With regards to yesterday's Dangerous Approach, it took me at least three visits, of several minutes each, before the fish "appeared". Go figure! I just couldn't get past being locked in on those vertical stripes, and at one point thought the eye of the fish was KH's camera lens, ha ha. So fooled there.

As to the sticky "anenome"... well looked like an anenome to me. I think the "trick" was a great educational device... not likely I'll forget the discussion on the confusion of animal vs. plant any time soon, ha!

Family Man said...

Hi Head.

Thanks for the explanation on how you get these pictures. Sounds way to unslackerly for me. :)

I really like your night time visitor. It has a look like, "What you got a problem."

The panel panorama is cool too. I like the way you did that.

You stay out of the heat and stay cool too.

olivia said...

Thank you, thank you, thank you!

What Andi said -- fascinating -- you trickster, you.

W/ my own attempts at trying to photograph little Peaches, I learned how hard it is to capture fish -- the movement, the glass and water ... Thanks so much for explaining your techniques.
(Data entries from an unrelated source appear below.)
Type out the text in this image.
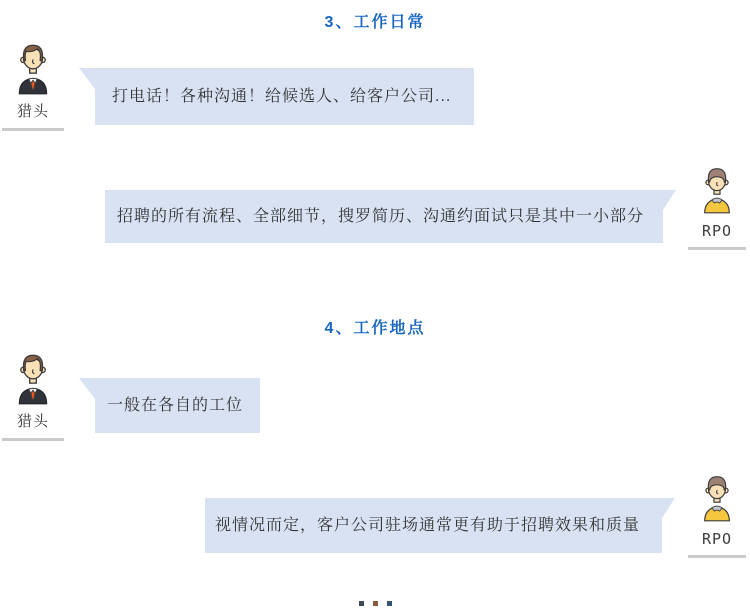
3、工作日常
猎头
打电话！各种沟通！给候选人、给客户公司...
RPO
招聘的所有流程、全部细节，搜罗简历、沟通约面试只是其中一小部分
4、工作地点
猎头
一般在各自的工位
RPO
视情况而定，客户公司驻场通常更有助于招聘效果和质量
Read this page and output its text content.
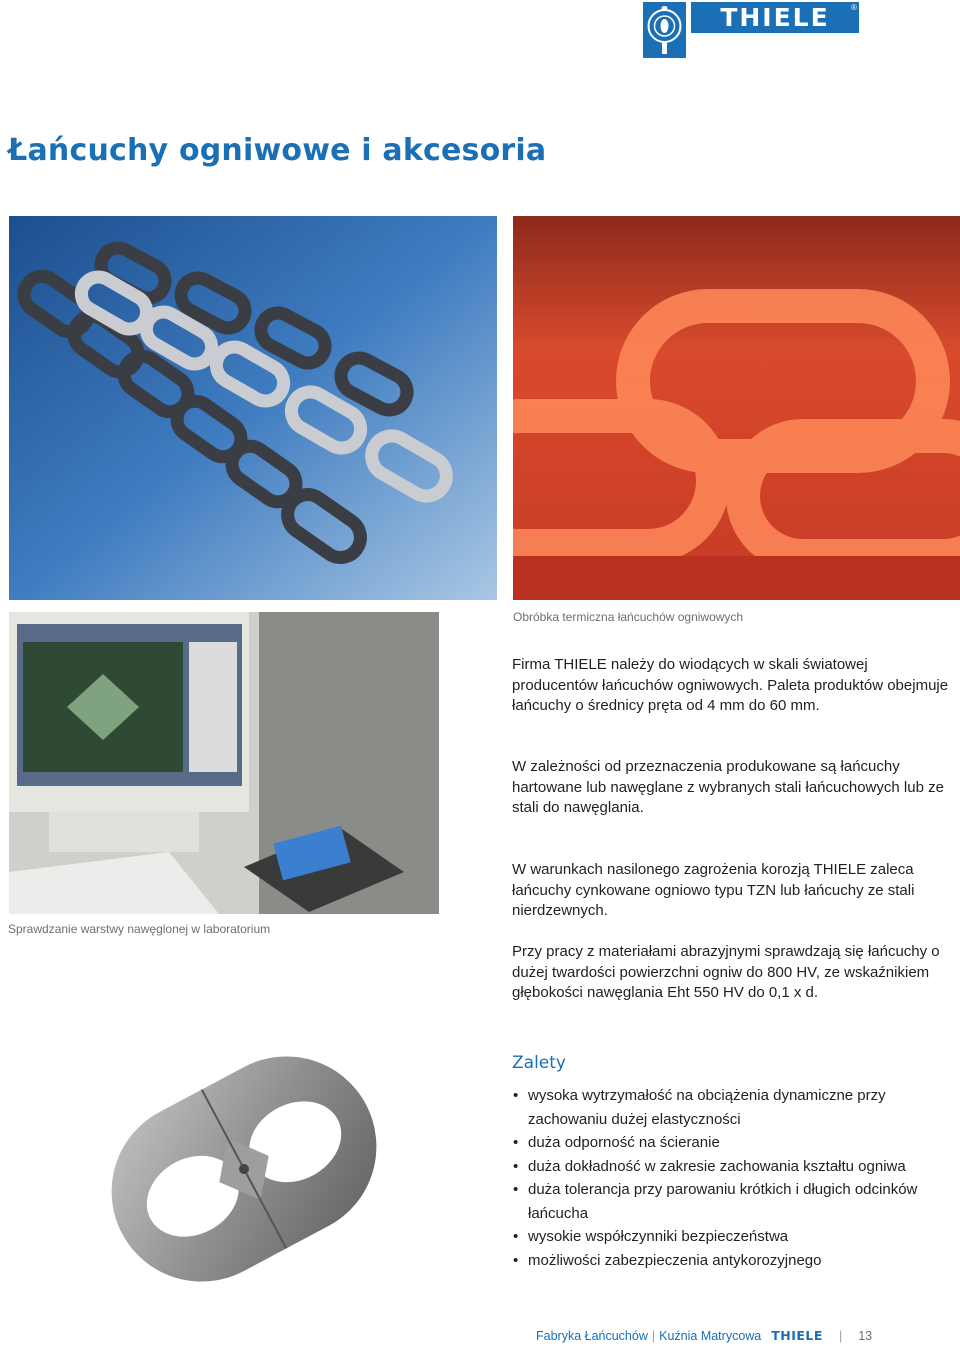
THIELE	®
Łańcuchy ogniwowe i akcesoria
Obróbka termiczna łańcuchów ogniwowych
Sprawdzanie warstwy nawęglonej w laboratorium

Firma THIELE należy do wiodących w skali światowej producentów łańcuchów ogniwowych. Paleta produktów obejmuje łańcuchy o średnicy pręta od 4 mm do 60 mm.

W zależności od przeznaczenia produkowane są łańcuchy hartowane lub nawęglane z wybranych stali łańcuchowych lub ze stali do nawęglania.

W warunkach nasilonego zagrożenia korozją THIELE zaleca łańcuchy cynkowane ogniowo typu TZN lub łańcuchy ze stali nierdzewnych.

Przy pracy z materiałami abrazyjnymi sprawdzają się łańcuchy o dużej twardości powierzchni ogniw do 800 HV, ze wskaźnikiem głębokości nawęglania Eht 550 HV do 0,1 x d.

Zalety
• wysoka wytrzymałość na obciążenia dynamiczne przy zachowaniu dużej elastyczności
• duża odporność na ścieranie
• duża dokładność w zakresie zachowania kształtu ogniwa
• duża tolerancja przy parowaniu krótkich i długich odcinków łańcucha
• wysokie współczynniki bezpieczeństwa
• możliwości zabezpieczenia antykorozyjnego
Fabryka Łańcuchów | Kuźnia Matrycowa THIELE | 13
I love how you've done the panorama up above ... or is it really a panorama ... hmmmmmm ;) (j/k) ... love it!

Off to explore Planet Earth ---->

Nancy P said...

I love all the many varieties of pictures today, head. Thanks so much.
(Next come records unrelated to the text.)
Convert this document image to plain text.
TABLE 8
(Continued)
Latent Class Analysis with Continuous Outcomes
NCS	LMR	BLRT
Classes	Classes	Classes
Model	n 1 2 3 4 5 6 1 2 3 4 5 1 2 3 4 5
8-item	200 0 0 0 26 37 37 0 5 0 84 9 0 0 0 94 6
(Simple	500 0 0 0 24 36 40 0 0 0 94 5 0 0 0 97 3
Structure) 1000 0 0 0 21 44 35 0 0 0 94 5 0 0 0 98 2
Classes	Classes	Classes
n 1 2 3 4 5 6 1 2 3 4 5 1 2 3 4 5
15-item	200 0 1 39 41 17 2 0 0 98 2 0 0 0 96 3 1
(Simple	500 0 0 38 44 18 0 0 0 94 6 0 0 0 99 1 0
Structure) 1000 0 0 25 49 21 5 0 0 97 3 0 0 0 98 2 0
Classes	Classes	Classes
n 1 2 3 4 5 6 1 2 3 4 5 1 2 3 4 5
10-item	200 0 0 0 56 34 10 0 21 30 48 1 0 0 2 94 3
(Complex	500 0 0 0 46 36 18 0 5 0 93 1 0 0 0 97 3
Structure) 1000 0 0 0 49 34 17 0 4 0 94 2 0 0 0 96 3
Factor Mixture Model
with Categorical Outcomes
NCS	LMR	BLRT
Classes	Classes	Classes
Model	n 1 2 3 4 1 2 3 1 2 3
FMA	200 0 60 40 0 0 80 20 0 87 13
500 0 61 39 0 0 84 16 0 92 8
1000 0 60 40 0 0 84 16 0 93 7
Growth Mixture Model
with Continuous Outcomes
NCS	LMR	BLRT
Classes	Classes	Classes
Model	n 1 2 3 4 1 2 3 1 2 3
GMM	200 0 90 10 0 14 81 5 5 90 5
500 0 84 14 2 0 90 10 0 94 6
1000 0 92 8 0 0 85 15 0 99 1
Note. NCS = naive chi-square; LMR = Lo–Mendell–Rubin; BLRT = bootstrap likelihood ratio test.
What a lovely fish. She has a good friend in you.

Knucklehead said...

Thank you Andif,
I have a sore pecking finger. As I said, most of the tips I bring up are aquarium specific, but there is some crossover into above water use of them also, so I`m happy to post them.

Knucklehead said...

Whats strange about putting the fish in the image is how I figured out how to insert it.
I went & looked for any fish image taken with a completely black background. The black & white of this Damselfish was perfect.
When selecting the fish in PS(photoshop), you could just circle your cursor around it & copy & paste it into the "bud" image. The problem is that you then have to remove any of the surrounding black that is obliterating the "tentacles" in that image. What I did was select the color 'black' & cut it out. That leaves only the white parts of the fish.
When I then copy & paste, the white blotches( the fish) , now on the black of the "bud" image , reappears as a black & white fish. IOW`S the black of the fish, is really the black background of the original image. I did have a good laugh though. I was wondering why can`t you see the fish. I thought you were putting me on for a bit.

Knucklehead said...

Like I said, I don`t conciously turn knobs & buttons. It`s pretty much intuitive. Otherwise, it becomes work, & I try & stay away from that word.
Thats the title I used for that image, "WHAAT!!".
I`ll hopefully finish that one today, & complete one more for show & tell in the header.
I`m pretty well insulated, as far as my head goes, & I`m always cool. Ask the Fonze.

Knucklehead said...

Olivia, exactly,
You know from your experiences with Peaches it`s not like taking a sunset. All the knowledge one uses to shoot a sunset is used in a tank shot, then, add the limiting factors for a tank shot & you get the degree of difficulty. The strange lights in an aquarium add another dimension also.
Yes Olivia, It`s real. I hope you`re not gonna bring that up again. Hah, (OR IS IT?)
The way I showed the panorama, I`m starting to like as is, though.

Knucklehead said...

Nancy p,
I`m glad you like the variety. I figure it`s so easy to upload pix now, (thanks Olivia) that I can just upload a batch of 30 images, organise them into "sets", post one, respectively, in the three places I normally do, (header, new post & Planet Earth) & everything is automatically linked into slide shows or image browsing.
She is definitely a beautiful fish. I`m the one, blessed with her.

NDD said...

Sunset panel turned out great. That's a lot of photos to get matched up into one panorama!

Knucklehead said...

Because it`s a vertical format panel it`s a little more difficult to get the shading between the different panels correct. As you can see there`s still a subtle defining line left. I stopped at that point.
I`m beggining to like the unmerged panel, more & more. I mostly do these to exercise my hand eye coordination & tool feathering abilities in PS.
This one would have taken about 30 panels if I had shot the complete section of the horizon with sunset colors.